Starting a new line of thought, but still dealing with the lack of submission to God through self-control and obedience, Paul begins to deal with the conduct of men and women in the church. They have heard and received instruction ("traditions" does not mean historic customs) from Paul on many things but for this next instruction he wants to be sure they start at square one. He starts with the underlying Biblical principle upon which his practical instruction will be based.
This is not going to be about establishing rules for veils and hats for women in church. Rather, it is going to be about the order of creation that God established and maintains in human relationships - specifically between husband and wife.
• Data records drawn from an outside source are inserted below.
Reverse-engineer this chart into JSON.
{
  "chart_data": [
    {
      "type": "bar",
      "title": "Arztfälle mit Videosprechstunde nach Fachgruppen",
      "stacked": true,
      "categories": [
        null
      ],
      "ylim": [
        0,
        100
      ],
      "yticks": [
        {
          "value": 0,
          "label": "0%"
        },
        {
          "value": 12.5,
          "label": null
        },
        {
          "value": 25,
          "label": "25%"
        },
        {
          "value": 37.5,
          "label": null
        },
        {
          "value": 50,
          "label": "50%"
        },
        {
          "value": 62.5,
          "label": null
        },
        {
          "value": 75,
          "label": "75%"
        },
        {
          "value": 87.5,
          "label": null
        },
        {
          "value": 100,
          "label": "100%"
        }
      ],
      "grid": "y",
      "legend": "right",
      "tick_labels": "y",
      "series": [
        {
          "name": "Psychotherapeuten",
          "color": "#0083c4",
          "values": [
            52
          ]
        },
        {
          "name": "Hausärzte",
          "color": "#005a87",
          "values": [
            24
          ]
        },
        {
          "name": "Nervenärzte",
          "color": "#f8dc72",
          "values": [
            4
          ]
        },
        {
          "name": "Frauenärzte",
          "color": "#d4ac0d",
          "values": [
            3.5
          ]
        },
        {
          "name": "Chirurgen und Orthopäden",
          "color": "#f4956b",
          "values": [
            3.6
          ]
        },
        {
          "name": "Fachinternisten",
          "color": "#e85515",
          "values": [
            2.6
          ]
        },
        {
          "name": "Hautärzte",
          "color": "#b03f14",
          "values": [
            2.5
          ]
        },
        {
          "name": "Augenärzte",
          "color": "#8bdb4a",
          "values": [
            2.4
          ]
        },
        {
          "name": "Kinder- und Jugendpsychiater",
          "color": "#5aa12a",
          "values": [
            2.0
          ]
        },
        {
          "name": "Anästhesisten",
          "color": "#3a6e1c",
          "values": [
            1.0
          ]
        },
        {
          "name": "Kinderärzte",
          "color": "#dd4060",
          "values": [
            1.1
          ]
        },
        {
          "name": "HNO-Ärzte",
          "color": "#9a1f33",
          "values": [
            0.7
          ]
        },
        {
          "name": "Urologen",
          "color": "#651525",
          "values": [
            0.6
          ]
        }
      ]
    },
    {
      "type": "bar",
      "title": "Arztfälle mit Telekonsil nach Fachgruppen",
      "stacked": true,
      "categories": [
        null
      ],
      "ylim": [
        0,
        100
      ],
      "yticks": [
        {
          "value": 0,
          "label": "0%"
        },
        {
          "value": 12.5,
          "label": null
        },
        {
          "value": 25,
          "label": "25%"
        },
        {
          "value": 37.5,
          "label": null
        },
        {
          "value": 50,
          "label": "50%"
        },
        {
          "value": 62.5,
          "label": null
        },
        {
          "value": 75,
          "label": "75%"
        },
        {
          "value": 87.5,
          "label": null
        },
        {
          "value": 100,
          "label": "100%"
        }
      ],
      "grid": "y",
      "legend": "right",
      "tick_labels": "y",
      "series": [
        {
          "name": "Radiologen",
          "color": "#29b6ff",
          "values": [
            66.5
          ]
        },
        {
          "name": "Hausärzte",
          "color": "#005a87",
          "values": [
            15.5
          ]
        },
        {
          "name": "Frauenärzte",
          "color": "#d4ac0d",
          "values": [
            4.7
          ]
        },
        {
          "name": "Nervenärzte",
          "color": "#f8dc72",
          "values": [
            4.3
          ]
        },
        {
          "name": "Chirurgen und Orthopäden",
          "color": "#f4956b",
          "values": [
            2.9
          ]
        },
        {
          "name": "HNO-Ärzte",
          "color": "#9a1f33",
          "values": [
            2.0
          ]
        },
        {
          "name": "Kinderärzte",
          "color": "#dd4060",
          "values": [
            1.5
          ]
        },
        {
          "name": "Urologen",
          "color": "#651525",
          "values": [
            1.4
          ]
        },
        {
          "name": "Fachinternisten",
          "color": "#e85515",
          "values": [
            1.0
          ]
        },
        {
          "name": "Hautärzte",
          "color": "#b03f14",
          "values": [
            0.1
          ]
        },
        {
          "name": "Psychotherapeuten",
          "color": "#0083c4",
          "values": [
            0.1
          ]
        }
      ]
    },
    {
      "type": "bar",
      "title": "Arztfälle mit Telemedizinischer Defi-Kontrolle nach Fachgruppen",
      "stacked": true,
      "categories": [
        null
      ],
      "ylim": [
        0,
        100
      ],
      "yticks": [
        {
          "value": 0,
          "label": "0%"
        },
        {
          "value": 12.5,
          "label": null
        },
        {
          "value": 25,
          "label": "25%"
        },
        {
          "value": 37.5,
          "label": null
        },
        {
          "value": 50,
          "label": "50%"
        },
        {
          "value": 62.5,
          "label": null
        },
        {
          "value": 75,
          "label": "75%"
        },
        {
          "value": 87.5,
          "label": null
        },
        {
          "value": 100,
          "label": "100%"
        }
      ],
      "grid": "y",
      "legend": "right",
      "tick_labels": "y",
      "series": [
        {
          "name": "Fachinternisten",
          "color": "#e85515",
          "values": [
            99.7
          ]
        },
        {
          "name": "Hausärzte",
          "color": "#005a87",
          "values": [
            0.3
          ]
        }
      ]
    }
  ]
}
Everybody who ever entered the creation, up to and including Jesus Christ - God in the flesh and second Person of the Holy Trinity - is under authority. The buck stops at God, who is self-existent and answers to no one. How Jesus could be both unanswerable God and submitted to the Father at the same time I leave to the theologians. It had something to do with His office and purpose - but I am not the one to extrapolate it all.
And so we will try to avoid getting caught up in the twin errors of the feminist/male chauvinist and the cultural conformity/separation debates. It is not about rights but about duties. It is not about culture, but the order of creation reapplied and reinforced to the church. The guiding principle in avoiding all that emotion and in generating more light than heat is to step back and ask what Paul is telling us in the text.
What concept is being communicated by the word "head"? The context clearly refers to lordship and the honour due to the hierarchy established by God Himself. True, in Corinth the immediate context does indeed refer to the custom, or the cultural practice of women covering themselves as a sign of respect and submission to their husbands. But the important thing is not the outward means by which respect and submission are shown so much as the conformity in heart to the order that God has ordained. A woman in our culture may indeed go hatless and without a veil - even hairless - and still have the attitude of heart that worships and obeys God through a proper assumption of the role God ordained for her, which is to respect, obey and support her husband.
Again, the means of the observance are, in and of themselves, nothing. It is the underlying belief and the intent of the heart that God is concerned with - and that Paul is always emphasizing in matters "indifferent". Clothing and hairstyles are indifferent. Respect and submission as God ordained them are not.